Pregnancy after previous loss (miscarriage, stillbirth, neonatal loss) is a complex time. For the pregnant person, it is a time of joy, but it can also be filled with intense fear, anxiety, worry, and isolation. It is a time where the external world meets your pregnancy in celebration but doesn’t always make space to hold the other emotions that come along with it. Society’s lack of acknowledgement can make you feel like you are alone; that maybe something is wrong with you for not being 100 percent excited, joyful, or connected to your pregnancy.

As someone who has personally experienced pregnancy after loss and now professionally coaches people through this experience, I am here to tell you that it is completely normal to experience an array of emotions in a pregnancy after loss.

Here are some tools for you as you navigate through the complex emotions that pregnancy after loss can bring.

Grief and coping suggestions

Many people struggle with allowing themselves to feel their emotions. One of the most helpful tools to help you during your pregnancy after loss is to allow yourself to feel. Don’t try to skip over your feelings. Even the tough ones. Pregnancy after loss is full of ups and downs so when you are feeling down, allow yourself to be with it. There is no pushing your way through this. Instead, give yourself permission to feel your way through it - the love, the grief, the highs and the lows. It is okay to feel your way through this. In fact, it is the only way. Whatever comes up in your pregnancy after loss, know that it is normal, and you are not alone.

Expecting worry or increased anxiety

When you have experienced previous miscarriage, stillbirth, or neonatal loss, it can be very difficult to see anything beyond that. Oftentimes, your mind takes you back to past experiences and outcomes or to unknown futures. A helpful tool to help with anxiety is to connect to your facts. In a pregnancy after loss, it is important to remind yourself of the facts as you know them in the moment. Not what happened before or what could happen. Only what you know for certain as true in this moment. This pregnancy. This season. In moments of anxiety, remind yourself of what is happening for you. Don’t go to Google - those are not your facts. Lean into the space inside of you and connect to what is certain for you in this moment. This is where you find the power to stay above the downward spirals that are not currently yours.

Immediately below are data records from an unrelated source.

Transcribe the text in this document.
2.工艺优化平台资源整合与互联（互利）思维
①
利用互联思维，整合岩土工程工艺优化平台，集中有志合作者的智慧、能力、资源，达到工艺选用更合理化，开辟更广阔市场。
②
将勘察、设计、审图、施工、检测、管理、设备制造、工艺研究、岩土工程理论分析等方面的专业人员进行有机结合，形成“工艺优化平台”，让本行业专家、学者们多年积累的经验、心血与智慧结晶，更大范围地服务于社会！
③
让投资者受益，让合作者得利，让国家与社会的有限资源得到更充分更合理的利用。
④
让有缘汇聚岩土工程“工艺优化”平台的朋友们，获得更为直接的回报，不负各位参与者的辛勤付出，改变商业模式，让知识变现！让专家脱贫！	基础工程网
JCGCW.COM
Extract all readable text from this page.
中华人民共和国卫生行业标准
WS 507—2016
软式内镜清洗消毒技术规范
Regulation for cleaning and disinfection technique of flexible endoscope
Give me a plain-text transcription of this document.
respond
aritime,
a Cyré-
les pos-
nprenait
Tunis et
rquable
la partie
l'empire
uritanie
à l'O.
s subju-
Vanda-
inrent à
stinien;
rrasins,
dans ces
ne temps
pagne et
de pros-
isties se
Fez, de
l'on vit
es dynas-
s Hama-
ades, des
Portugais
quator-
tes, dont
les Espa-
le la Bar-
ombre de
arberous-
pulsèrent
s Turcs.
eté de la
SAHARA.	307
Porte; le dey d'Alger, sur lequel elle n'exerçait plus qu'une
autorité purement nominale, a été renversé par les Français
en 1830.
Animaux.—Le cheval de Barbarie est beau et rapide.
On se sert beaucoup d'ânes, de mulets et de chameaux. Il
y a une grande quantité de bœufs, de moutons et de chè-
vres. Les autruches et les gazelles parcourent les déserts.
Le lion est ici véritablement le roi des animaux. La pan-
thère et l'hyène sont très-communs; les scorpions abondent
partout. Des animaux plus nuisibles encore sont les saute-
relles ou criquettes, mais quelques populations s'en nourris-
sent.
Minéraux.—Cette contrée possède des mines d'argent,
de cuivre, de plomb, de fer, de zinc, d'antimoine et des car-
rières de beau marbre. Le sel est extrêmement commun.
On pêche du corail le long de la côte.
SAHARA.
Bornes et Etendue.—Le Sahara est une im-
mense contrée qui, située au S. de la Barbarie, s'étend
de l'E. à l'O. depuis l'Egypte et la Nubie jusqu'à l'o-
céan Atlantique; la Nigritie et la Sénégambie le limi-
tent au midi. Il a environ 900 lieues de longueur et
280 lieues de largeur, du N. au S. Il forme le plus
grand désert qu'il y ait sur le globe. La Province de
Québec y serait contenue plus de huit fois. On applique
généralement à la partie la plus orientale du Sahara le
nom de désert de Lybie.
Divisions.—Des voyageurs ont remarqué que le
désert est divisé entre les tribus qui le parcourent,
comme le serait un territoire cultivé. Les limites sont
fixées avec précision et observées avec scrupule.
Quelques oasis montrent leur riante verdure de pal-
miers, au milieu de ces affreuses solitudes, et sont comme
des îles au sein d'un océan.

Anxiety, guilt, and coping strategies when passing pregnancy milestones

Practice being in today’s body. Passing pregnancy milestones is often triggering for people. After previous loss, many people have a complex relationship with their body. This can lead to feelings of distrust and frustration. In moments where you find yourself not trusting your body or you are frustrated with how you believe your body ‘should’ look/perform/be... use this term: “today’s body.” Using the term ‘today’ rather than ‘mine’ helps shift your mind from a place of judgment into acceptance. It is a powerful reminder that today your body is this way... it is not the body of yesterday. Using this term helps remind you to be more compassionate for where you are in this moment. Not where you once were or where you may be in the future... only where you are today.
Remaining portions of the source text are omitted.